Si Lucot, contrant Simone Weil, peut écrire dans ce livre lumineux et vif que la pesanteur EST la grâce , il ne s'appesantit pas sur Cézanne ni ne le vénère : il montre comment il lui a arraché ses secrets pour son propre travail d'artiste, à lui qui fut son Maître plus que Stendhal ou Joyce. Il montre ses noirs, ses transparences, ses blancs, il montre ce qu'il n'a pas peint et en quoi cela cerne chacun de nous, ce que devient la représentation, inéluctablement après l'apparition de la photographie, cette violence faite à ce qu'on a devant soi .
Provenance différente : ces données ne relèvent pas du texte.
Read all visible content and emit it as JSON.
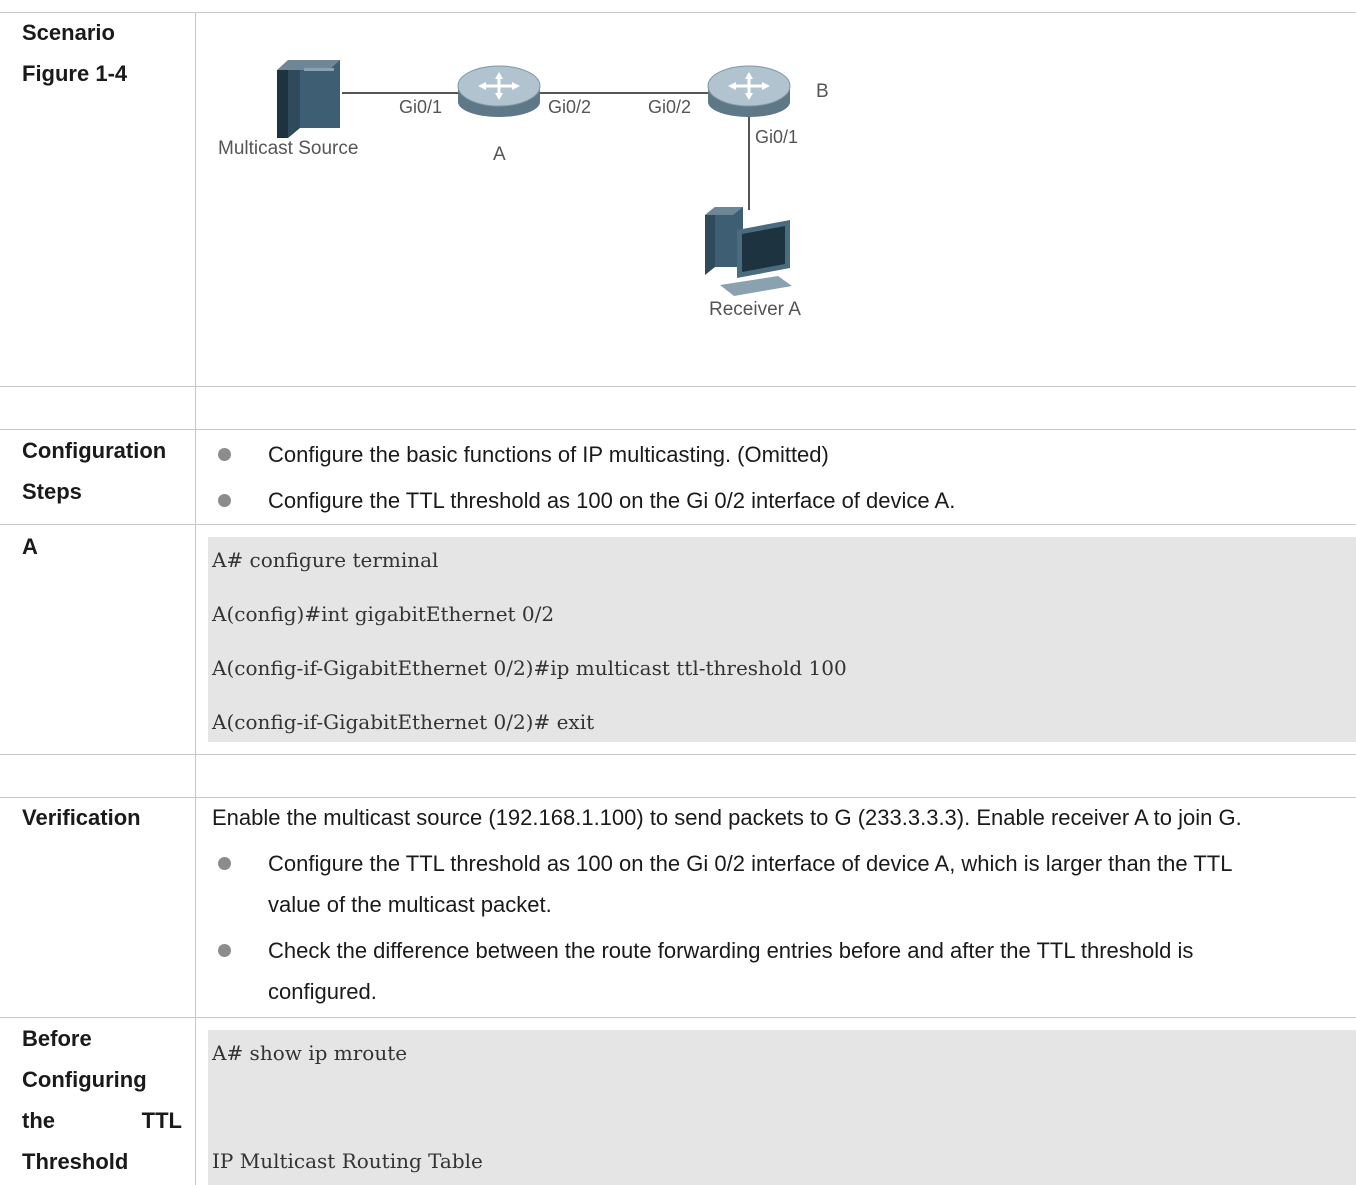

Catherine Flohic a publié quelques mois plus tôt dans la même petite collection illustrée dont le titre, Entre-deux dit bien le projet, un livre de Eric Chevillard en écho aux peintures de Chaissac : ce texte, qui n'est pourtant pas d'un esthète, souffre de la comparaison car il est miné par la croyance dans les vertus de son empathie altruiste tandis que l'égocentrique Lucot rafle la mise des Images !
Comprenant Cézanne POUR lui-même, le créateur du Grand Graphe nous livre des clés qui ouvrent et son univers et le nôtre :

On regroupe pour obtenir des relations : chercher la Relation, être fasciné par une relation, inventer une relation folle, constitue le fondement des activités humaines.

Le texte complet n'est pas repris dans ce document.